By Hoyt H. Houchen
Question: 1 Corinthians 16:1-2 is a specific command for a weekly collection for poor saints in Jerusalem. How can this be used as general authority for a weekly collection that is not used to help needy saints, but is used to pay the preacher, missionaries, utilities, literature, etc.?
Reply: “Now concerning the collection for the saints, as I gave order to the churches of Galatia, so also do ye. Upon the first day of the week let each one of you lay be him in store, as he may prosper, that no collections be made when I come” (1 Cor. 16:1,2).
There are several things to consider in these verses. This collection, which was to be made upon the first day of the week, was specifically for the poor saints in Jerusalem. The convenience of this collection as stated in the latter part of verse two, “that no collections be made when I come,” precludes the idea that the collection was laid by at home. If this were true, gatherings or collections would have to be made. The purpose of the common treasury was to avoid such. James Macknight, in his commentary on the Apostolic Epistles, makes this appropriate comment: “The apostle’s meaning is, that every first day of the week each of the Corinthians was to separate, from the gains of the preceding week, such a sum as he
could spare, and put it into the treasury; that there might be no occasion to make collections when the apostle came” (Vol. 1, p. 291). The expression, “lay by him in store,” suggests a treasury. Thesaurizon, the Greek word that is translated “in store,” is a present participle which means literally, “putting into the treasury.” The laying up in a common treasury was done upon the first day of the week because this was the time that Christians assembled for worship (Acts 20:7).

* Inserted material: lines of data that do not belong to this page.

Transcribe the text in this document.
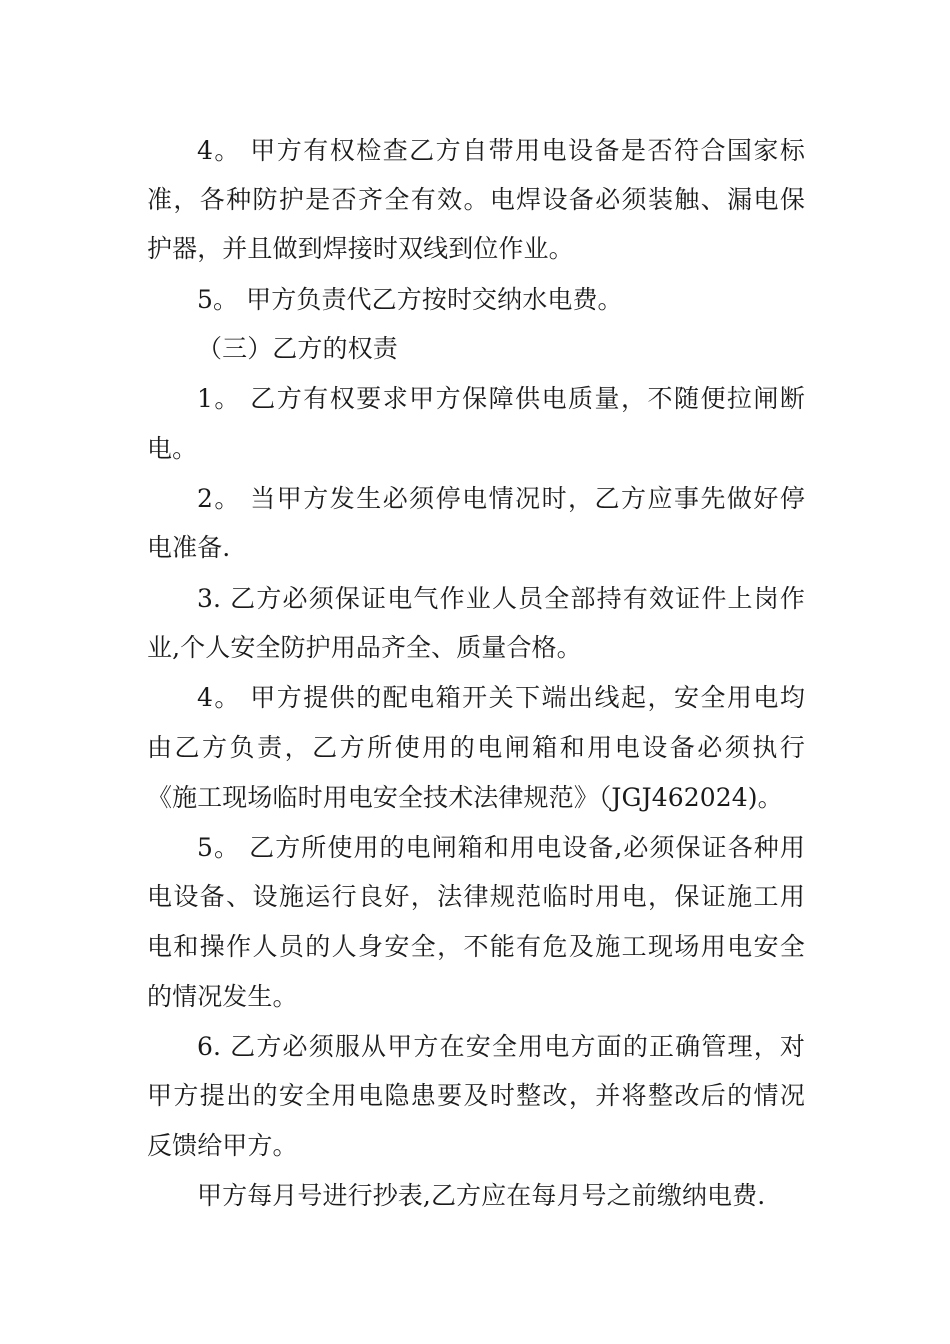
4。 甲方有权检查乙方自带用电设备是否符合国家标
准，各种防护是否齐全有效。电焊设备必须装触、漏电保
护器，并且做到焊接时双线到位作业。
5。 甲方负责代乙方按时交纳水电费。
（三）乙方的权责
1。 乙方有权要求甲方保障供电质量，不随便拉闸断
电。
2。 当甲方发生必须停电情况时，乙方应事先做好停
电准备.
3. 乙方必须保证电气作业人员全部持有效证件上岗作
业,个人安全防护用品齐全、质量合格。
4。 甲方提供的配电箱开关下端出线起，安全用电均
由乙方负责，乙方所使用的电闸箱和用电设备必须执行
《施工现场临时用电安全技术法律规范》（JGJ462024)。
5。 乙方所使用的电闸箱和用电设备,必须保证各种用
电设备、设施运行良好，法律规范临时用电，保证施工用
电和操作人员的人身安全，不能有危及施工现场用电安全
的情况发生。
6. 乙方必须服从甲方在安全用电方面的正确管理，对
甲方提出的安全用电隐患要及时整改，并将整改后的情况
反馈给甲方。
甲方每月号进行抄表,乙方应在每月号之前缴纳电费.
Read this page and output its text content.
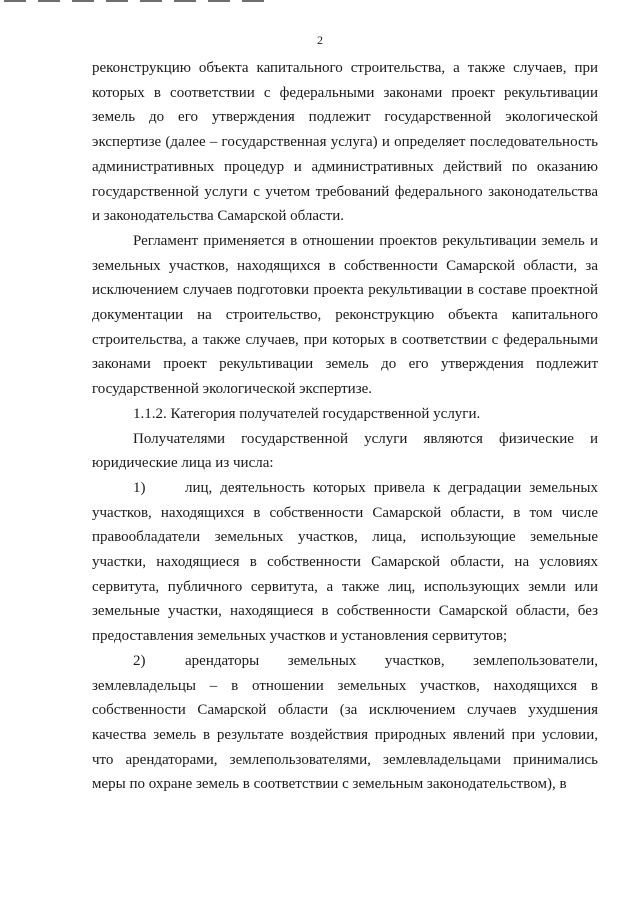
2

реконструкцию объекта капитального строительства, а также случаев, при которых в соответствии с федеральными законами проект рекультивации земель до его утверждения подлежит государственной экологической экспертизе (далее – государственная услуга) и определяет последовательность административных процедур и административных действий по оказанию государственной услуги с учетом требований федерального законодательства и законодательства Самарской области.

Регламент применяется в отношении проектов рекультивации земель и земельных участков, находящихся в собственности Самарской области, за исключением случаев подготовки проекта рекультивации в составе проектной документации на строительство, реконструкцию объекта капитального строительства, а также случаев, при которых в соответствии с федеральными законами проект рекультивации земель до его утверждения подлежит государственной экологической экспертизе.

1.1.2. Категория получателей государственной услуги.

Получателями государственной услуги являются физические и юридические лица из числа:

1)	лиц, деятельность которых привела к деградации земельных участков, находящихся в собственности Самарской области, в том числе правообладатели земельных участков, лица, использующие земельные участки, находящиеся в собственности Самарской области, на условиях сервитута, публичного сервитута, а также лиц, использующих земли или земельные участки, находящиеся в собственности Самарской области, без предоставления земельных участков и установления сервитутов;

2)	арендаторы земельных участков, землепользователи, землевладельцы – в отношении земельных участков, находящихся в собственности Самарской области (за исключением случаев ухудшения качества земель в результате воздействия природных явлений при условии, что арендаторами, землепользователями, землевладельцами принимались меры по охране земель в соответствии с земельным законодательством), в
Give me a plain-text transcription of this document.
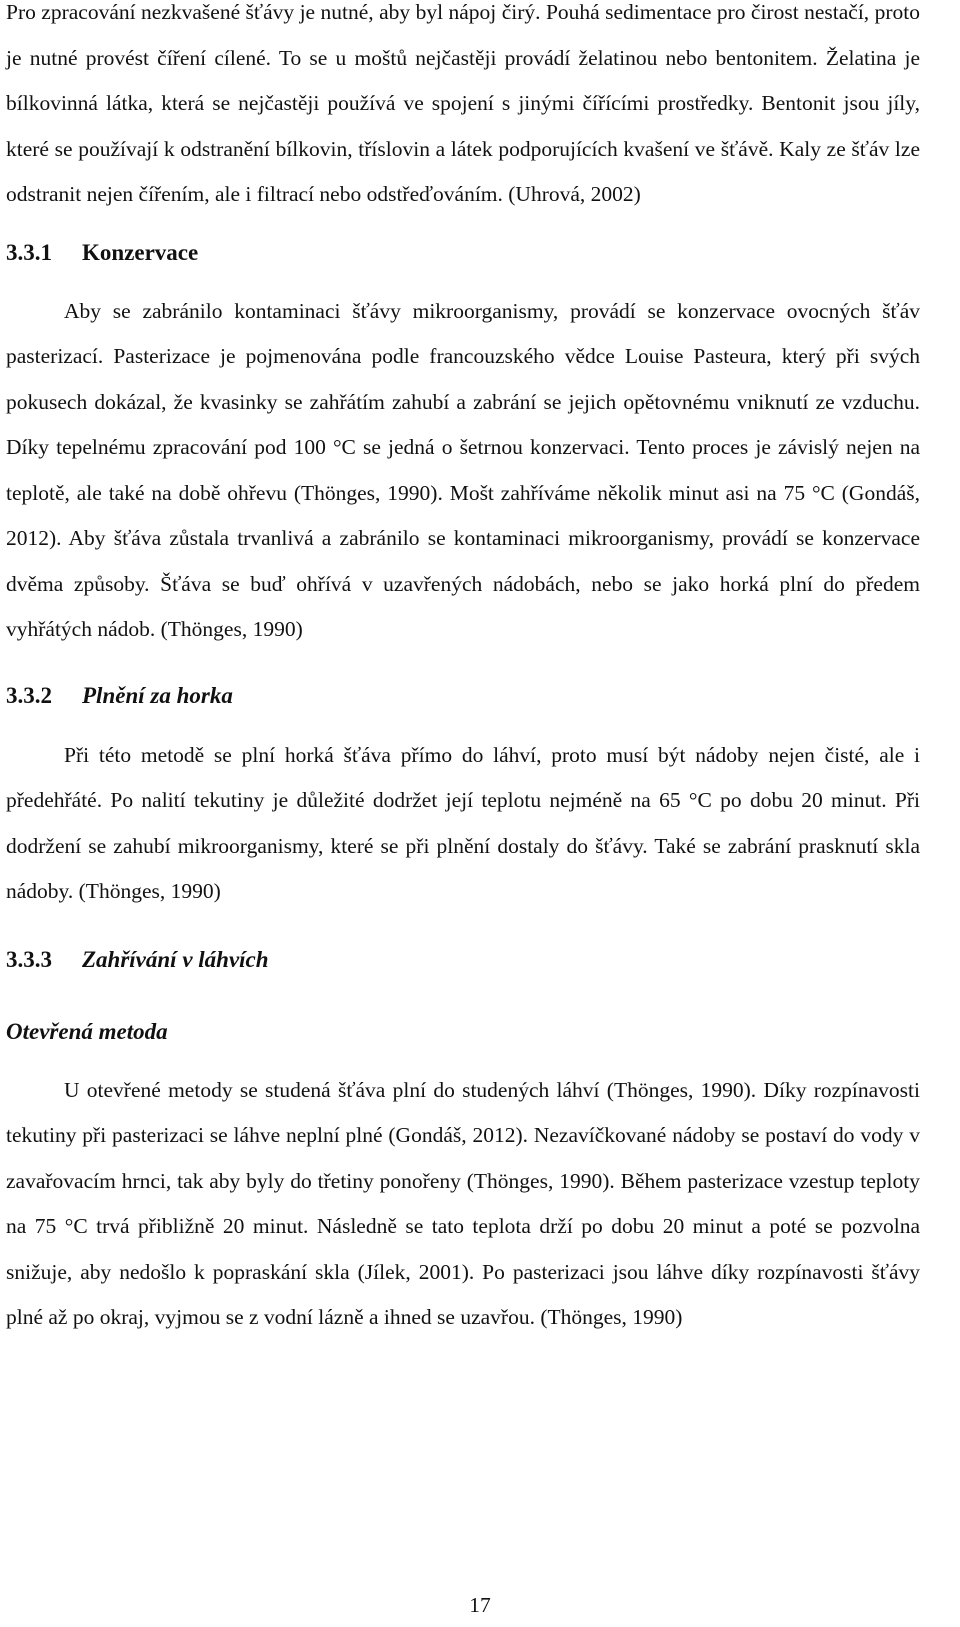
Pro zpracování nezkvašené šťávy je nutné, aby byl nápoj čirý. Pouhá sedimentace pro čirost nestačí, proto je nutné provést číření cílené. To se u moštů nejčastěji provádí želatinou nebo bentonitem. Želatina je bílkovinná látka, která se nejčastěji používá ve spojení s jinými čířícími prostředky. Bentonit jsou jíly, které se používají k odstranění bílkovin, tříslovin a látek podporujících kvašení ve šťávě. Kaly ze šťáv lze odstranit nejen čířením, ale i filtrací nebo odstřeďováním. (Uhrová, 2002)

3.3.1 Konzervace

Aby se zabránilo kontaminaci šťávy mikroorganismy, provádí se konzervace ovocných šťáv pasterizací. Pasterizace je pojmenována podle francouzského vědce Louise Pasteura, který při svých pokusech dokázal, že kvasinky se zahřátím zahubí a zabrání se jejich opětovnému vniknutí ze vzduchu. Díky tepelnému zpracování pod 100 °C se jedná o šetrnou konzervaci. Tento proces je závislý nejen na teplotě, ale také na době ohřevu (Thönges, 1990). Mošt zahříváme několik minut asi na 75 °C (Gondáš, 2012). Aby šťáva zůstala trvanlivá a zabránilo se kontaminaci mikroorganismy, provádí se konzervace dvěma způsoby. Šťáva se buď ohřívá v uzavřených nádobách, nebo se jako horká plní do předem vyhřátých nádob. (Thönges, 1990)

3.3.2 Plnění za horka

Při této metodě se plní horká šťáva přímo do láhví, proto musí být nádoby nejen čisté, ale i předehřáté. Po nalití tekutiny je důležité dodržet její teplotu nejméně na 65 °C po dobu 20 minut. Při dodržení se zahubí mikroorganismy, které se při plnění dostaly do šťávy. Také se zabrání prasknutí skla nádoby. (Thönges, 1990)

3.3.3 Zahřívání v láhvích
Otevřená metoda

U otevřené metody se studená šťáva plní do studených láhví (Thönges, 1990). Díky rozpínavosti tekutiny při pasterizaci se láhve neplní plné (Gondáš, 2012). Nezavíčkované nádoby se postaví do vody v zavařovacím hrnci, tak aby byly do třetiny ponořeny (Thönges, 1990). Během pasterizace vzestup teploty na 75 °C trvá přibližně 20 minut. Následně se tato teplota drží po dobu 20 minut a poté se pozvolna snižuje, aby nedošlo k popraskání skla (Jílek, 2001). Po pasterizaci jsou láhve díky rozpínavosti šťávy plné až po okraj, vyjmou se z vodní lázně a ihned se uzavřou. (Thönges, 1990)

17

The contribution in 1 Corinthians 16:1,2 was to relieve the poor saints in Jerusalem, as we have noted (see v. 3, also Rom. 15:26). The church at Corinth was instructed as to how to meet a specific need. Other passages show clearly that churches supported gospel preachers (2 Cor. 11:8; Phil. 4:15,16). As the church at Corinth met a need, so it would logically follow that other needs of the church would be met in the same way – by members contributing upon the first day of the week, the time when the saints assembled. When Paul took wages from other churches (2 Cor. 11:8), it is reasonable to conclude that the money was supplied from the treasuries of these different churches and sent directly to him. Thus, there is a pattern in the New Testament for churches meeting their needs. Corinth relieved the need of destitute saints in Jerusalem by contributing money that was laid up in the treasury upon the first day of the week. Other churches supplied the need of Paul by supporting him in the same way. The Scriptures therefore authorize the local church to meet its legitimate needs by means of a contribution upon the first day of the week. Thus it can support preachers, pay utility bills, purchase songbooks, communion supplies, provide a building and purchase Bible class material. This authority is established by churches meeting their needs (1 Cor. 16:1,2; 2 Cor. 11:8; Phil. 4:15,16).
We take note that there is no scriptural authority for local churches to do their work through a sponsoring church. We do not make a demand for a “detailed” description in the New Testament when we reject the sponsoring church, church support of human institutions, etc., but we do make a demand for their scriptural authority. We have book, chapter and verse for local churches meeting their proper needs, but we do not have book, chapter and verse for a sponsoring church and church support of human institutions. The former is authorized by the New Testament but the latter is not.